Partners: Practical Action; Eco Himal; Helvetas; CEEN; Sahamati; HICODEF

Location: All of our project areas across Nepal

Background: On the 25th April 2015, the first of two devastating earthquakes in the space of a month hit Nepal. With nearly 9,000 fatalities, 22,000 injuries, 600,000 houses destroyed and 285,000 houses damaged this has truly been a disaster on a Himalayan scale leaving 2.8 million people homeless.

A collapsed building in the Rammechap district of Nepal.

A collapsed building in the Rammechap district of Nepal.

Nepali Government policy concentrated big donor international aid into the ‘most affected Districts’. While the need in these areas was unimaginable, it effectively meant that even the slightly less affected areas didn’t receive any useful benefit at all, including most of the communities in which TGT works.

There had been a tax waiver on incoming relief supplies which lasted about a month (until 3 June) but Rameshwar Dangal, head of the ministry's disaster management division, explained there was "no plan …to extend the date for the waiver." So incoming aid was taxed at up to 40%, depending on the origin of the goods.

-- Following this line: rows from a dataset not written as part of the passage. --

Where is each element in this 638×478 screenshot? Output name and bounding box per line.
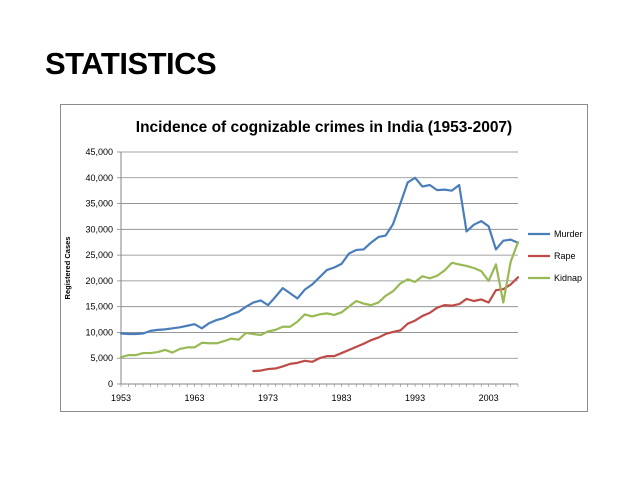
legend-label-kidnap: Kidnap <box>554 273 582 283</box>
y-tick-label: 5,000 <box>90 353 113 363</box>
y-tick-label: 30,000 <box>85 224 113 234</box>
axes <box>117 151 519 387</box>
chart-title: Incidence of cognizable crimes in India … <box>135 119 513 136</box>
series-lines <box>119 176 520 373</box>
line-chart: 0 5,000 10,000 15,000 20,000 25,000 30,000 35,0… <box>63 147 583 403</box>
x-tick-label: 1953 <box>111 393 131 403</box>
series-line-murder <box>119 176 520 336</box>
y-axis-label: Registered Cases <box>63 237 72 300</box>
y-tick-label: 15,000 <box>85 302 113 312</box>
y-tick-label: 20,000 <box>85 276 113 286</box>
series-line-kidnap <box>119 241 520 359</box>
y-tick-label: 25,000 <box>85 250 113 260</box>
x-tick-label: 1993 <box>405 393 425 403</box>
y-tick-label: 10,000 <box>85 327 113 337</box>
series-line-rape <box>252 276 520 373</box>
legend: Murder Rape Kidnap <box>528 229 583 283</box>
y-tick-label: 40,000 <box>85 173 113 183</box>
tick-labels: 0 5,000 10,000 15,000 20,000 25,000 30,000 35,0… <box>85 147 498 403</box>
x-tick-label: 1963 <box>185 393 205 403</box>
x-tick-label: 1973 <box>258 393 278 403</box>
y-tick-label: 35,000 <box>85 199 113 209</box>
y-tick-label: 45,000 <box>85 147 113 157</box>
chart-frame: Incidence of cognizable crimes in India … <box>60 104 588 412</box>
x-tick-label: 1983 <box>332 393 352 403</box>
x-tick-label: 2003 <box>479 393 499 403</box>
legend-label-rape: Rape <box>554 251 576 261</box>
slide-title: STATISTICS <box>45 46 217 81</box>
legend-label-murder: Murder <box>554 229 583 239</box>
y-tick-label: 0 <box>108 379 113 389</box>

In an interview with Nikkei Asian Review, Rameshwar Dangal stated, "If relief organizations really want to help, they should donate money to the prime minister's relief fund…They have to work according to the priority of the government; they cannot do whatever they want to do according to their agenda." He went on to say that the waiver had been withdrawn because it was not possible to provide temporary shelter for all the homeless families. Instead they were each receiving 15,000 Nepali rupees (about £100) from the government. However you might well ask how a homeless family three to four days walk from the nearest road will actually get 15,000 rupees and, in the event they do, how they will be able to spend it on new roofing material or tarpaulins, which may have to be subjected to a 40% import tax.


TGT's intervention: as all but one of ‘our’ communities were outside of these most affected districts it is very unlikely that they received anything at all from the millions that have been sent to Nepal via governments and big aid agencies, therefore we immediately had an obligation to these communities that we support. This is why small NGOs like us are so incredibly important.

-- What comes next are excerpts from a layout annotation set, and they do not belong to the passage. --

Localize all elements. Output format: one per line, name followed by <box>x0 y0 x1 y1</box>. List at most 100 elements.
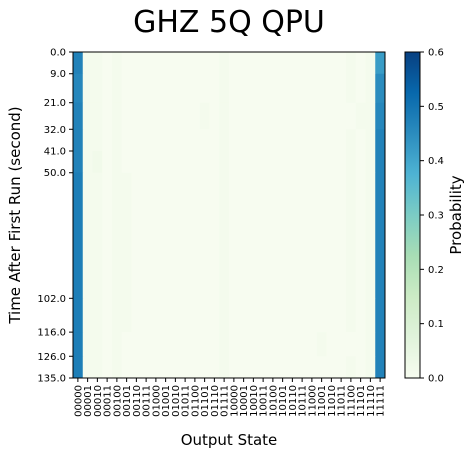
heatmap-cell <box>355 172 366 299</box>
heatmap-cell <box>316 73 327 104</box>
heatmap-cell <box>316 172 327 299</box>
heatmap-cell <box>209 52 220 75</box>
heatmap-cell <box>141 172 152 299</box>
heatmap-cell <box>82 102 93 130</box>
heatmap-cell <box>375 129 386 152</box>
heatmap-cell <box>336 172 347 299</box>
heatmap-cell <box>375 172 386 299</box>
heatmap-cell <box>238 52 249 75</box>
heatmap-cell <box>238 102 249 130</box>
heatmap-cell <box>190 172 201 299</box>
heatmap-cell <box>160 172 171 299</box>
heatmap-cell <box>229 73 240 104</box>
heatmap-cell <box>287 298 298 333</box>
heatmap-cell <box>73 52 84 75</box>
heatmap-cell <box>141 298 152 333</box>
heatmap-cell <box>277 102 288 130</box>
heatmap-cell <box>112 172 123 299</box>
heatmap-cell <box>307 151 318 174</box>
colorbar-tick-label: 0.4 <box>428 156 444 167</box>
heatmap-cell <box>141 73 152 104</box>
colorbar <box>404 51 421 379</box>
x-tick-label: 00000 <box>73 385 84 417</box>
heatmap-cell <box>102 356 113 379</box>
heatmap-cell <box>102 52 113 75</box>
heatmap-cell <box>229 172 240 299</box>
heatmap-cell <box>238 298 249 333</box>
heatmap-cell <box>229 52 240 75</box>
heatmap-cell <box>151 73 162 104</box>
heatmap-cell <box>160 129 171 152</box>
x-tick-label: 01010 <box>171 385 182 417</box>
heatmap-cell <box>92 298 103 333</box>
heatmap-cell <box>277 151 288 174</box>
heatmap-cell <box>287 332 298 357</box>
heatmap-cell <box>355 129 366 152</box>
heatmap-cell <box>199 332 210 357</box>
heatmap-cell <box>277 172 288 299</box>
heatmap-cell <box>199 172 210 299</box>
heatmap-cell <box>268 172 279 299</box>
heatmap-cell <box>297 298 308 333</box>
heatmap-cell <box>307 332 318 357</box>
heatmap-cell <box>287 356 298 379</box>
heatmap-cell <box>170 298 181 333</box>
heatmap-cell <box>190 52 201 75</box>
heatmap-cell <box>199 298 210 333</box>
heatmap-cell <box>131 129 142 152</box>
heatmap-cell <box>102 298 113 333</box>
heatmap-cell <box>112 73 123 104</box>
heatmap-cell <box>82 129 93 152</box>
heatmap-cell <box>190 102 201 130</box>
x-tick-label: 11001 <box>317 385 328 417</box>
heatmap-cell <box>199 151 210 174</box>
heatmap-cell <box>326 129 337 152</box>
x-tick-label: 00010 <box>93 385 104 417</box>
heatmap-cell <box>102 102 113 130</box>
heatmap-cell <box>219 52 230 75</box>
heatmap-cell <box>307 356 318 379</box>
heatmap-cell <box>180 129 191 152</box>
heatmap-cell <box>199 73 210 104</box>
heatmap-cell <box>73 332 84 357</box>
heatmap-cell <box>346 332 357 357</box>
heatmap-cell <box>326 102 337 130</box>
heatmap-cell <box>121 172 132 299</box>
heatmap-cell <box>229 298 240 333</box>
heatmap-cell <box>258 151 269 174</box>
heatmap-cell <box>258 102 269 130</box>
heatmap-cell <box>326 172 337 299</box>
heatmap-cell <box>82 151 93 174</box>
heatmap-cell <box>248 52 259 75</box>
heatmap-cell <box>112 151 123 174</box>
heatmap-cell <box>170 172 181 299</box>
heatmap-cell <box>375 332 386 357</box>
heatmap-cell <box>112 102 123 130</box>
heatmap-cell <box>151 151 162 174</box>
heatmap-cell <box>229 356 240 379</box>
x-tick-label: 00001 <box>83 385 94 417</box>
heatmap-cell <box>346 52 357 75</box>
heatmap-cell <box>209 298 220 333</box>
heatmap-cell <box>346 298 357 333</box>
heatmap-cell <box>190 73 201 104</box>
x-tick-label: 00111 <box>142 385 153 417</box>
heatmap-cell <box>336 102 347 130</box>
heatmap-cell <box>199 52 210 75</box>
heatmap-cell <box>219 332 230 357</box>
heatmap-cell <box>346 172 357 299</box>
y-tick-label: 116.0 <box>37 328 66 339</box>
x-tick-label: 01110 <box>210 385 221 417</box>
colorbar-tick-label: 0.5 <box>428 102 444 113</box>
heatmap-cell <box>180 151 191 174</box>
heatmap-cell <box>365 102 376 130</box>
heatmap-cell <box>355 73 366 104</box>
heatmap-cell <box>268 129 279 152</box>
heatmap-cell <box>102 151 113 174</box>
heatmap-cell <box>141 356 152 379</box>
x-tick-label: 11101 <box>356 385 367 417</box>
heatmap-cell <box>170 129 181 152</box>
colorbar-tick-label: 0.6 <box>428 48 444 59</box>
heatmap-cell <box>268 73 279 104</box>
heatmap-cell <box>375 52 386 75</box>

Distribution of corrugated iron for shelter preparation before the monsoon.

Distribution of corrugated iron for shelter preparation before the monsoon.

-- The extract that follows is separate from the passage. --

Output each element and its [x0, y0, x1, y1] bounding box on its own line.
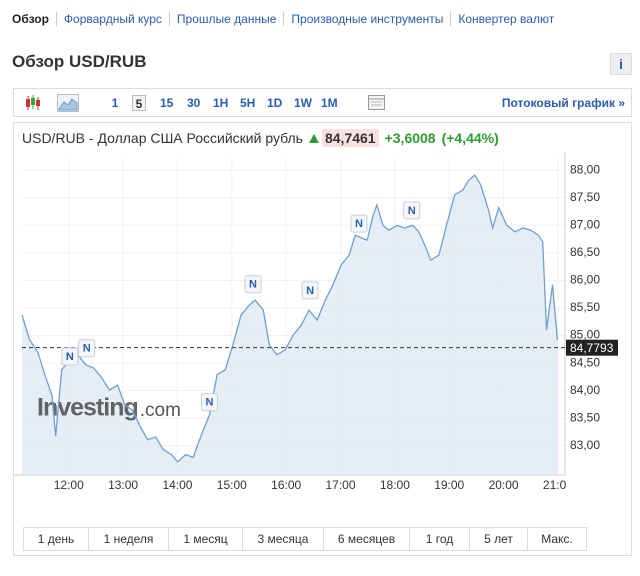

One example is in Waku, a village in our area of Solukhumbu district, 849 houses were either destroyed or damaged so that people could not live in them and up to 300 households will have to be relocated because of landsliding. With our generous donor's help we were able to supply a number of services and materials, including:

  • corrugated iron roofing (because tarpaulins are unlikely to survive the monsoon);
  • improved seeds for rice and fast growing vegetables to which covered the immediate nutritional needs;
  • seedlings and saplings of various fruit, fodder and native forest tress to compensate for the high demand on forest timber for reconstruction of the many damaged or destroyed houses.
  • vocational training on earthquake resistant carpentry and masonry, resulting in 44 new 'seismic resilient carpenters and masons!

We continue to support all of our communities in their post-earthquake recovery, now mainly through pushing ahead with our capacity building, climate adaptation projects which continue to better the livelihoods of these vulnerable but recovering communities.